The Sun reached an extraordinary milestone in its 127-year history this week, when it published an op-ed criticizing its news coverage -- by President David Skorton, who now writes a monthly column on the opinion page. Since the implosion of the noble Sun ombudsman in 2005, a few people have temporarily taken up the mantle of criticizing the paper they care about in its own pages -- me, for one, and just a couple of weeks ago, columnist Rob Fishman -- but never Cornell's president.

Skorton's criticism, delivered in soothing tones available only to the polished jazz flutist, gently wondered (not whined) whether The Sun should be opining on matters as weighty and complex as the College of Architecture, Art & Planning without reporting on it in the news pages first. He disregards the general separation between opinion and news in making the criticism but touches on an important point. Why hasn't the paper written any substantive coverage on the issues surrounding the college in recent memory? We've got a dispute with the city, students being relocated downtown, a proposed Milstein Hall with ballooning costs, a departing dean, and who knows what else. When I covered that beat, the big question was whether Provost Biddy Martin would divide the place up into separate departments. There's always something going on in Sibley Hall; why don't we know what's happening beyond official pronouncements and spin?
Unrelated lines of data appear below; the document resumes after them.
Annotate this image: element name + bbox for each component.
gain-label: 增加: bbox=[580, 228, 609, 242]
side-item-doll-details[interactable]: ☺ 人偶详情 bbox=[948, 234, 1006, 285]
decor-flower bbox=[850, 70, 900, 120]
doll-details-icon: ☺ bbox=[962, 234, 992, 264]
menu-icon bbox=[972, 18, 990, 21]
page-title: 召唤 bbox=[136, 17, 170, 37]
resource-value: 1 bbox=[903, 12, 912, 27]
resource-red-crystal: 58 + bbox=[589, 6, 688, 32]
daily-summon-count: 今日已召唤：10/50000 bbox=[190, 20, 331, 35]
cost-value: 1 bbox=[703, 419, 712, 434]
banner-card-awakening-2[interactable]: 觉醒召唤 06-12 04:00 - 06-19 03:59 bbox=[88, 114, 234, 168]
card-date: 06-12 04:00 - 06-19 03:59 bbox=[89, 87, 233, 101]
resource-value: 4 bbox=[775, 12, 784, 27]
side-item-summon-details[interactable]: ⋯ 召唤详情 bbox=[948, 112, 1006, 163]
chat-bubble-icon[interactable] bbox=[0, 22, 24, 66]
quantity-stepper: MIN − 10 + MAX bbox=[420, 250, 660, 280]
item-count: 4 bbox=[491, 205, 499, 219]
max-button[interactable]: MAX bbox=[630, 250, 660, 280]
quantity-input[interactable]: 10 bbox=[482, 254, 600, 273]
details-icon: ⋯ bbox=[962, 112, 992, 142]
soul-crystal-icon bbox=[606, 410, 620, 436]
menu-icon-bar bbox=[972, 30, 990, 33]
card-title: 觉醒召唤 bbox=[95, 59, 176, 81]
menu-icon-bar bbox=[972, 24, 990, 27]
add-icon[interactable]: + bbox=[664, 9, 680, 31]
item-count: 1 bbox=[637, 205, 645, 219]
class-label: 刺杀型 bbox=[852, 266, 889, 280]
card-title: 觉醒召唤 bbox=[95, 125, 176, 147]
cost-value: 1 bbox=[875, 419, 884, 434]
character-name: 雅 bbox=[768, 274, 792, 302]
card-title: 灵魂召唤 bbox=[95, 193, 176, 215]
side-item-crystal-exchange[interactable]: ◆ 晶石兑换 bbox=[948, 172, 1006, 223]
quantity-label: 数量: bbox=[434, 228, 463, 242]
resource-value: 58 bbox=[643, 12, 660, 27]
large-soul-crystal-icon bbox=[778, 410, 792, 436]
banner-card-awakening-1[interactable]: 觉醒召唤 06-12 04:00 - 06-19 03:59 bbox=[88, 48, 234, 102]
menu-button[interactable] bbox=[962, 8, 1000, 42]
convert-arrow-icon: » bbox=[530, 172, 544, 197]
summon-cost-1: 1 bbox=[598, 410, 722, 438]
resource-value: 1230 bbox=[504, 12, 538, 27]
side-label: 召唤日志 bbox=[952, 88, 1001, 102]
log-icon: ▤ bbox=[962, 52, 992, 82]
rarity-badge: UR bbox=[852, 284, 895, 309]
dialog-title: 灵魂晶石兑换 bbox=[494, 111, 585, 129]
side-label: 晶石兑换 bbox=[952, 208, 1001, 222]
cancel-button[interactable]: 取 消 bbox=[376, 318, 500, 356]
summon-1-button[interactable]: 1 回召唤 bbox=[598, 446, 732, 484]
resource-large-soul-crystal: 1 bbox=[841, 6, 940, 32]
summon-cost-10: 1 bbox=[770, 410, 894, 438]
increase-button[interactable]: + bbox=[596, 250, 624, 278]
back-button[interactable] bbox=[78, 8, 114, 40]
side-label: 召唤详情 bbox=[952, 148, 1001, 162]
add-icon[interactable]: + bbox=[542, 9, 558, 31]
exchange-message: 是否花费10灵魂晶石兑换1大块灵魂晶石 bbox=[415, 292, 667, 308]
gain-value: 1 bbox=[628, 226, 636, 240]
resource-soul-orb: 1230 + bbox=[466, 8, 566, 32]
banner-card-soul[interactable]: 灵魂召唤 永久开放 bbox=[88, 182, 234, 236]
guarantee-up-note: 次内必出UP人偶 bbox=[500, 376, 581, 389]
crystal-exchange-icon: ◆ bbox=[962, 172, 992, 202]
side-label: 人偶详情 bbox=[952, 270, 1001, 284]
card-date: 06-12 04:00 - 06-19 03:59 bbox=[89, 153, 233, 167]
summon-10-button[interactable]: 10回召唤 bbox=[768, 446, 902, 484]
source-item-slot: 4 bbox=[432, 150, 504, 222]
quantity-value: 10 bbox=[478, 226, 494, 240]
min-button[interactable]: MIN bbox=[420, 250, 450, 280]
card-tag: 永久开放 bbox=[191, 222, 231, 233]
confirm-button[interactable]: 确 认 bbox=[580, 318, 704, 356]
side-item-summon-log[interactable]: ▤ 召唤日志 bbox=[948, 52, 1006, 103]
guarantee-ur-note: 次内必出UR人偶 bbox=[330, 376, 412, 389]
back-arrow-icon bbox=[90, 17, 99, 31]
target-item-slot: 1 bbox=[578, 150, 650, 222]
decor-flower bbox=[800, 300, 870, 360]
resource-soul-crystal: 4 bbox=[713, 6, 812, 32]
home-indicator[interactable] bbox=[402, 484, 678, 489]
The larger question of what exactly The Sun is covering in its news pages was forced yesterday by a post on IvyGate implying that the paper has been "paraphrasing" articles from Inside Higher Ed in an attempt to "localize" them for the Ithaca campus. I wrote one of the pieces in question, and I noticed the Sun articles that were clearly inspired by them a couple of weeks later. What caught my attention at the time wasn't that the paper was looking for ideas at IHE (which many papers do, and I hope they continue to do), but that there was such a half-hearted attempt to adapt the themes to Cornell. When you try to localize a story but your Cornell sources tell you it doesn't really apply, they're negating the trend, as in this example about a professor who used Jon Stewart's America: The Book in class. ("Prof. Elizabeth Sanders, government, said that she would not use the book as an official text," but shockingly, students interviewed would.)

A paper's always going to need filler and opportunities for compets to write enough stories to make the news board. (Recent examples: "Groups Address African Flooding", "Museum Makes Science Fun for Everyone", the requisite annual Jim Maas sleep feature, "Students Hunger for Diversity") But instead of forcing stories that don't work, or cribbing ideas without developing them further, The Sun should look more into its own backyard. What are professors saying in the lounges at AAP? What kind of money is Cornell pulling in from its ventures in China? What's with the variable admit rates for men and women in these statistics?

In fact, enterprising Sun editors and reporters looking for story ideas could start right here. (As they sometimes do.) For almost two years, Matt has been pointing out (before anyone else) significant trends in Cornell's admissions race, financial aid, and endowment, not to mention a potentially budding fiasco with Milstein Hall. We try to elaborate on issues that are important to alumni, but they're important for those on campus, too -- and not nearly exhaustive. Who knows what revelations other investigations could yield?